| > So food is cheap because the govt intervenes, ignoring the giant private market, and healthcare is expensive because of the private market, ignoring the massive govt intervention. How convenient. The only thing convenient is you not addressing my point :) The government intervention is a desparate attempt at not letting people die of disease and pestilence literally outside a point of care. You're asking for a dystopian hellscape. And that's what much of the last 300 years was with respect to medical care. > In the 1980s the US did not have a 40 percent socialized system. The fraction of people on medicare was far less. Yet it was not the most expensive system in the world then. The US system is definitely failing, but it isn't the 300-year old market system that is causing it. Yes it is. Canada had a similar system until the 1970s, and it was bad. Then it switched over and things got better. America remained on the private system and it just got worse and worse. Venezuela is totally and utterly irrelevant to this conversation. There are so many functioning systems with socialized medicine (all of Europe, especially the Scandinavians, Canada, Taiwan, etc, etc), Venezuela is an outlier and not even worth discussing. It's a failed state. Whether you call it coercion or a power differential (you will die, the insurer or provider won't) this precludes a voluntary meeting of the minds necessary in a free market. Period. |
No it isn't. Speaking of dodging the point. The US didn't remain in the private system, it half-socialized it. And you must know Canada's system has been increasing in cost like everyone else's.

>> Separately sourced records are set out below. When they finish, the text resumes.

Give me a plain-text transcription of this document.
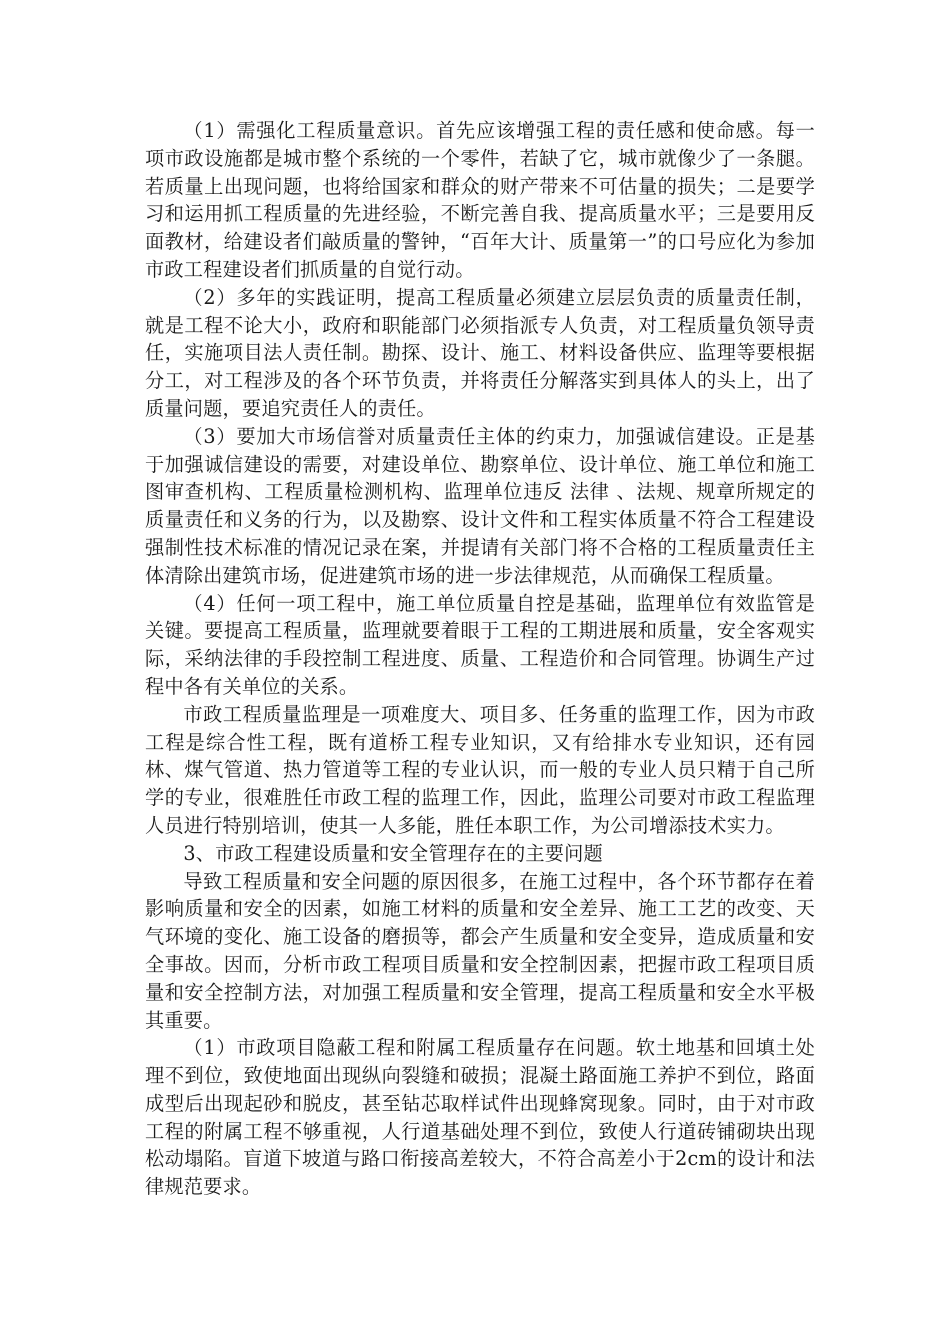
（1）需强化工程质量意识。首先应该增强工程的责任感和使命感。每一项市政设施都是城市整个系统的一个零件，若缺了它，城市就像少了一条腿。若质量上出现问题，也将给国家和群众的财产带来不可估量的损失；二是要学习和运用抓工程质量的先进经验，不断完善自我、提高质量水平；三是要用反面教材，给建设者们敲质量的警钟，“百年大计、质量第一”的口号应化为参加市政工程建设者们抓质量的自觉行动。

（2）多年的实践证明，提高工程质量必须建立层层负责的质量责任制，就是工程不论大小，政府和职能部门必须指派专人负责，对工程质量负领导责任，实施项目法人责任制。勘探、设计、施工、材料设备供应、监理等要根据分工，对工程涉及的各个环节负责，并将责任分解落实到具体人的头上，出了质量问题，要追究责任人的责任。

（3）要加大市场信誉对质量责任主体的约束力，加强诚信建设。正是基于加强诚信建设的需要，对建设单位、勘察单位、设计单位、施工单位和施工图审查机构、工程质量检测机构、监理单位违反 法律 、法规、规章所规定的质量责任和义务的行为，以及勘察、设计文件和工程实体质量不符合工程建设强制性技术标准的情况记录在案，并提请有关部门将不合格的工程质量责任主体清除出建筑市场，促进建筑市场的进一步法律规范，从而确保工程质量。

（4）任何一项工程中，施工单位质量自控是基础，监理单位有效监管是关键。要提高工程质量，监理就要着眼于工程的工期进展和质量，安全客观实际，采纳法律的手段控制工程进度、质量、工程造价和合同管理。协调生产过程中各有关单位的关系。

市政工程质量监理是一项难度大、项目多、任务重的监理工作，因为市政工程是综合性工程，既有道桥工程专业知识，又有给排水专业知识，还有园林、煤气管道、热力管道等工程的专业认识，而一般的专业人员只精于自己所学的专业，很难胜任市政工程的监理工作，因此，监理公司要对市政工程监理人员进行特别培训，使其一人多能，胜任本职工作，为公司增添技术实力。

3、市政工程建设质量和安全管理存在的主要问题

导致工程质量和安全问题的原因很多，在施工过程中，各个环节都存在着影响质量和安全的因素，如施工材料的质量和安全差异、施工工艺的改变、天气环境的变化、施工设备的磨损等，都会产生质量和安全变异，造成质量和安全事故。因而，分析市政工程项目质量和安全控制因素，把握市政工程项目质量和安全控制方法，对加强工程质量和安全管理，提高工程质量和安全水平极其重要。

（1）市政项目隐蔽工程和附属工程质量存在问题。软土地基和回填土处理不到位，致使地面出现纵向裂缝和破损；混凝土路面施工养护不到位，路面成型后出现起砂和脱皮，甚至钻芯取样试件出现蜂窝现象。同时，由于对市政工程的附属工程不够重视，人行道基础处理不到位，致使人行道砖铺砌块出现松动塌陷。盲道下坡道与路口衔接高差较大，不符合高差小于2cm的设计和法律规范要求。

And speaking of magic single-payer economics for the good of all, what's up with that "socialized" army you mentioned? Most expensive in the world also. I expect the very same wanton mishandling of other people's money when it comes to the eventual govt takeover of healthcare. Hell they are already doing it as that 40 percent govt part is outpacing world spending all its own.
Venezuela is just a difference of degree. The same effect is seen in everyone's lack of R&D spending outside the US.
The way a market works is people find ways to serve people at a price they can afford. When you always force others to pay for the cadillac service for them, no one bothers to find cheap ways to provide healthcare.